Halle, who also has a pad in the Hollywood hills, said: “I became so involved with my children in a whole new way. I became a homeschool teacher and we had to find things to do within the house. Our creativity went to a higher level.
“We became closer as a family. My children found ways to start getting along because they had to actually talk to each other. They were friends.”
Halle has spent her 30-year career convincing people she is more than a pretty face.
Now dating musician Van Hunt, 51, she revealed: “The truth is I long for someone to come up and say, ‘You’re talented’, or ‘You’re a good mother’. But I always just get people commenting on my looks.
“I have tried to fight through that and prove myself. But at 55 I’m tired of trying to fight all the time.”
She won the Best Actress Oscar in 2002 for her role in hard-hitting drama Monster’s Ball, making her the first black woman ever to lift the gong. But after her major win she says “no scripts came in”.
Chatting with fellow actors Jason Bateman, Will Arnett and Sean Hayes on their SmartLess Podcast, Halle said: “I thought, ‘This is the highest award of our industry, it’s going to garner me better opportunities’. But nothing changed.
“The script truck didn’t back up to my door. Because there was still no way for people of colour.
“So I feel like that award means different things for different people. If you ask Nicole Kidman, she might have a different reality on what that award meant for her.
“But it didn’t mean that for me. I didn’t get offered all these wonderful scripts with these great directors.”
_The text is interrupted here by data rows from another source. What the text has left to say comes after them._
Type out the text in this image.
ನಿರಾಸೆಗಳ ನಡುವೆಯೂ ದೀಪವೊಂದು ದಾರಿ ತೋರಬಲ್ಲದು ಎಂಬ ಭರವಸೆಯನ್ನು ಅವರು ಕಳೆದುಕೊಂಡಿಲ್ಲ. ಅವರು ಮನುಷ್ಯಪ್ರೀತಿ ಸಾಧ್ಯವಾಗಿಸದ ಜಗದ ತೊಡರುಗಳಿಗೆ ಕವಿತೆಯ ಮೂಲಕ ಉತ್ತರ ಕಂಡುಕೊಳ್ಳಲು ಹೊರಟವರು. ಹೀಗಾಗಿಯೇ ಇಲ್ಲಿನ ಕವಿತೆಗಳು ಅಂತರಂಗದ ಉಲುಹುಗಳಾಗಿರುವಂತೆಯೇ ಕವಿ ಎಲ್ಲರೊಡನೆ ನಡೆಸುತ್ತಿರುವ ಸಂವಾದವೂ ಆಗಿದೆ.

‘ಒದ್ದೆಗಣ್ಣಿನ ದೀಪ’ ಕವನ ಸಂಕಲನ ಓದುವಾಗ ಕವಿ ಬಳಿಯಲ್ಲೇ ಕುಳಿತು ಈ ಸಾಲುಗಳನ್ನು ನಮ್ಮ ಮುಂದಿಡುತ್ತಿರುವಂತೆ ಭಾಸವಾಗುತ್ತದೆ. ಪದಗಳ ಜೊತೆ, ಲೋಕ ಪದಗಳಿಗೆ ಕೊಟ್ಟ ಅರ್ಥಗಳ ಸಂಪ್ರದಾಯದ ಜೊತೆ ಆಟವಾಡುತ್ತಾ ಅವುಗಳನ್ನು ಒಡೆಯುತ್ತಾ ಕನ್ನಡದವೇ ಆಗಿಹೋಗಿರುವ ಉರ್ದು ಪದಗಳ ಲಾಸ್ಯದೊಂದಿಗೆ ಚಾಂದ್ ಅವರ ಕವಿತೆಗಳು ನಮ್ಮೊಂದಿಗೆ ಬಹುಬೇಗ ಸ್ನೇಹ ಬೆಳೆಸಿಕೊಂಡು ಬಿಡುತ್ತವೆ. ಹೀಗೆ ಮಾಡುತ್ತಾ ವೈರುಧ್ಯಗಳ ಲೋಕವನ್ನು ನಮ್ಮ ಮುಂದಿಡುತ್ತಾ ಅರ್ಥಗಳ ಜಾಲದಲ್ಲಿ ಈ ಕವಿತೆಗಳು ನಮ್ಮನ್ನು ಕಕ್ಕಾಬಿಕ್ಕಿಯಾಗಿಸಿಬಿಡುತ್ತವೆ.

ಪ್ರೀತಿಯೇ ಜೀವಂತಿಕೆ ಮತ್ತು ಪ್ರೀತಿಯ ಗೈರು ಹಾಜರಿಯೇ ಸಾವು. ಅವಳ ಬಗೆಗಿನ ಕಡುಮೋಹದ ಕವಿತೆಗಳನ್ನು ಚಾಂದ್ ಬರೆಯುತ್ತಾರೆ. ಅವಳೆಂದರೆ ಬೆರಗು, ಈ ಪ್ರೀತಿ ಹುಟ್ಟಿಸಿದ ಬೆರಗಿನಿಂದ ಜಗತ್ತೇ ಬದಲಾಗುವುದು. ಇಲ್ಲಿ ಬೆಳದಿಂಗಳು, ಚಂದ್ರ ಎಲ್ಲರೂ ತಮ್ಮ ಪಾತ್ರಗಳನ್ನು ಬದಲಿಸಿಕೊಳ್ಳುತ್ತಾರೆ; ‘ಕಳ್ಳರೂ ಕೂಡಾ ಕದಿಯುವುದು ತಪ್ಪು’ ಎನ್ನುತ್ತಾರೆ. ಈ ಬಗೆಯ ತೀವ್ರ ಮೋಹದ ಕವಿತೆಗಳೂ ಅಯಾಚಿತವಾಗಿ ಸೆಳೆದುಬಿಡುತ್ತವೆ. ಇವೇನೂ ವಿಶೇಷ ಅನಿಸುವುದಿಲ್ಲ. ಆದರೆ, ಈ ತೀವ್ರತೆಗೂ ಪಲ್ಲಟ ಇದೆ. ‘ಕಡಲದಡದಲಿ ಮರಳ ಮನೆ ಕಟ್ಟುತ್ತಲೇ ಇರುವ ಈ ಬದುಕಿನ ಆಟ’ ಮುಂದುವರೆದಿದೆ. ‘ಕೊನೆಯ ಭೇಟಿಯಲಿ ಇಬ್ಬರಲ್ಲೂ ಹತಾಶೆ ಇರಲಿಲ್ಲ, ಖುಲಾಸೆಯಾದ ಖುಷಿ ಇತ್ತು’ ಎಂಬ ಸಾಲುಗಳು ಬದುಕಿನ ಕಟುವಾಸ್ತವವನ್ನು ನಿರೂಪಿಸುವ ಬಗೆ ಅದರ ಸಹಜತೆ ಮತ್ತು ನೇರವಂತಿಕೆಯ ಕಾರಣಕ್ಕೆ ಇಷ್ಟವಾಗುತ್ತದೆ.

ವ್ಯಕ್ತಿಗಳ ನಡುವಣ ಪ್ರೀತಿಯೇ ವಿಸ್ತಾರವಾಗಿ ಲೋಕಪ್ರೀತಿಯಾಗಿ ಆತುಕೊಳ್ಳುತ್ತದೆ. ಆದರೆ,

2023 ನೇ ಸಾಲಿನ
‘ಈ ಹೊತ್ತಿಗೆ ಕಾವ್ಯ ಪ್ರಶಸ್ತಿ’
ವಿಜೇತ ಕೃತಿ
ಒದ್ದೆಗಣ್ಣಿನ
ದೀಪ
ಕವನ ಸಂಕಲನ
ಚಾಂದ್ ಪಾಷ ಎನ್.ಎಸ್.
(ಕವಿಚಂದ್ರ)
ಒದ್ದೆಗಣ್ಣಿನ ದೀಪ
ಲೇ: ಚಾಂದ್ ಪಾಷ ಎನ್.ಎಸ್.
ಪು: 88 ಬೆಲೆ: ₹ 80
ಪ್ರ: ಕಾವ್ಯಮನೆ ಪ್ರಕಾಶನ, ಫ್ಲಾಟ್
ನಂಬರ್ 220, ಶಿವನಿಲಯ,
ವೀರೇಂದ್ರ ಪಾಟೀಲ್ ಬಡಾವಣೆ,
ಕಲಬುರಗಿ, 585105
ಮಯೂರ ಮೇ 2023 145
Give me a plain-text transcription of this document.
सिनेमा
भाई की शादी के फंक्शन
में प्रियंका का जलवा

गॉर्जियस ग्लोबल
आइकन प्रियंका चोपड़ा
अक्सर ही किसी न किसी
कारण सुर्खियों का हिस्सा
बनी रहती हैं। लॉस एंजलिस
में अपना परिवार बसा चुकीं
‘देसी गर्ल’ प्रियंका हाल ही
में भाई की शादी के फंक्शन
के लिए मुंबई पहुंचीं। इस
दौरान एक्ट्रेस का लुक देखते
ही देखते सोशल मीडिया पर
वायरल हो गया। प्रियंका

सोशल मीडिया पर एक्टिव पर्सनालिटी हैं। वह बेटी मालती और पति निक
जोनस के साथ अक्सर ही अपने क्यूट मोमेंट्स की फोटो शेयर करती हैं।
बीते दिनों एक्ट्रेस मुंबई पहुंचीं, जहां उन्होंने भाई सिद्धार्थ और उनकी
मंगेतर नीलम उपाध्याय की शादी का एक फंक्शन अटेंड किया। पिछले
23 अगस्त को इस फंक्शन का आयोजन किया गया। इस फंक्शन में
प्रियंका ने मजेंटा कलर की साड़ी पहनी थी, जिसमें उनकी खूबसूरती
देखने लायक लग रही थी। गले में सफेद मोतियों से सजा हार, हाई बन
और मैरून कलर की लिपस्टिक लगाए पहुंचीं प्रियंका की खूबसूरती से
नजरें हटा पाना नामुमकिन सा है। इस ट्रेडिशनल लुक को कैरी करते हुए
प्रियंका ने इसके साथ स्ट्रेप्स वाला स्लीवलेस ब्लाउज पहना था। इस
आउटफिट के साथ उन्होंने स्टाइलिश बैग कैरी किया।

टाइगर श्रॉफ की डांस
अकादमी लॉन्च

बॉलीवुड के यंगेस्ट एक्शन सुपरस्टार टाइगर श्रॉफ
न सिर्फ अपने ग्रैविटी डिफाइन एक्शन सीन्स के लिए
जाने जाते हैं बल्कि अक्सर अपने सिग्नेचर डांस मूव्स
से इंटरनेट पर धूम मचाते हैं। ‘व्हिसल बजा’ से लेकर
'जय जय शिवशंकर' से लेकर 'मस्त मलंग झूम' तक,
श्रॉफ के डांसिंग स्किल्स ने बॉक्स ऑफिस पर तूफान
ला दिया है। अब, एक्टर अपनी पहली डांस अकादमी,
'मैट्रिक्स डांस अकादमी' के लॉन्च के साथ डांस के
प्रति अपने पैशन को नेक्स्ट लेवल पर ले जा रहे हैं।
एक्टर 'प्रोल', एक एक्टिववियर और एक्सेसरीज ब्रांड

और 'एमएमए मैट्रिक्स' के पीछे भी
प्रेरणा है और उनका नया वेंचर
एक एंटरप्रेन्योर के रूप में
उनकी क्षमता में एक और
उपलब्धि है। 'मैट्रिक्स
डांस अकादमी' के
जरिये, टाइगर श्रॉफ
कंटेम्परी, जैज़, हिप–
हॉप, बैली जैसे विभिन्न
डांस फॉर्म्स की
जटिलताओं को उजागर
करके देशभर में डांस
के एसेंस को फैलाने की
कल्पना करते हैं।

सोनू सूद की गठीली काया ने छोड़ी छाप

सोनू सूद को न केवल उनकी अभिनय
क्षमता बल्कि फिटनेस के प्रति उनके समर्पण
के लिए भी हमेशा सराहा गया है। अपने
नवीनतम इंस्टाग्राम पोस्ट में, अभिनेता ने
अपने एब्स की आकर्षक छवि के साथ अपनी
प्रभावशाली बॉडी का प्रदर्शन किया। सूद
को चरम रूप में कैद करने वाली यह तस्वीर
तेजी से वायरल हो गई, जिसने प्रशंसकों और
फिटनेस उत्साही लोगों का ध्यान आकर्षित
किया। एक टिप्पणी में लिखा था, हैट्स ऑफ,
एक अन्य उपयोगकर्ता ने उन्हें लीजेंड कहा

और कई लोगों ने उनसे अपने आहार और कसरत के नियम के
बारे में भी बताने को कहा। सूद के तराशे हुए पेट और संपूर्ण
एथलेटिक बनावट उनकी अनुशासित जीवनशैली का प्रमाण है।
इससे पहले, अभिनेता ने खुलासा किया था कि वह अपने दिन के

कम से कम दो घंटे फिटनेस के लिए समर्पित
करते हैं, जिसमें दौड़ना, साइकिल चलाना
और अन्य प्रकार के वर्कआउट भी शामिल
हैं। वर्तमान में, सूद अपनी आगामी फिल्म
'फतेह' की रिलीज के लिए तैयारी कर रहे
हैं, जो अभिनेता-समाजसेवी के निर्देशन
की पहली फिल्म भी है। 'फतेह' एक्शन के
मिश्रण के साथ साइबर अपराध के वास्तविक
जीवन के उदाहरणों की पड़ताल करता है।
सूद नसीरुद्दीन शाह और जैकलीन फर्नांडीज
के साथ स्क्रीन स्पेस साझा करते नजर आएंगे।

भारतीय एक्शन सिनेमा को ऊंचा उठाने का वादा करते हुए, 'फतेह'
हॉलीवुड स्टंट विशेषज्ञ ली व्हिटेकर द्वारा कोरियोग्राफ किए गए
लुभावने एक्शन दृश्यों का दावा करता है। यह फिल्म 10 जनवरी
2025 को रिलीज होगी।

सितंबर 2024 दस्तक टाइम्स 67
But Halle proudly told how her milestone win had helped smash down barriers and build opportunities for the next generation of screen talent.
She said: “If you look at our evolution from 20 years ago to now, black women are everywhere.
“They’re in all kinds of roles. They’re taking roles for men and changing them into women and becoming more inclusive. I do think that moment inspired many people to think differently and to believe that anything was possible. So in that way, I feel like it mattered.
“It’s always really gratifying and satisfying. And it reminds me that I’m doing my part throughout history. We all just carry the ball as far as we can and hope the younger generation picks it up, and then go even farther. It’s what we wish for our children.
“We always want our children to be better, smarter, go farther than we could.”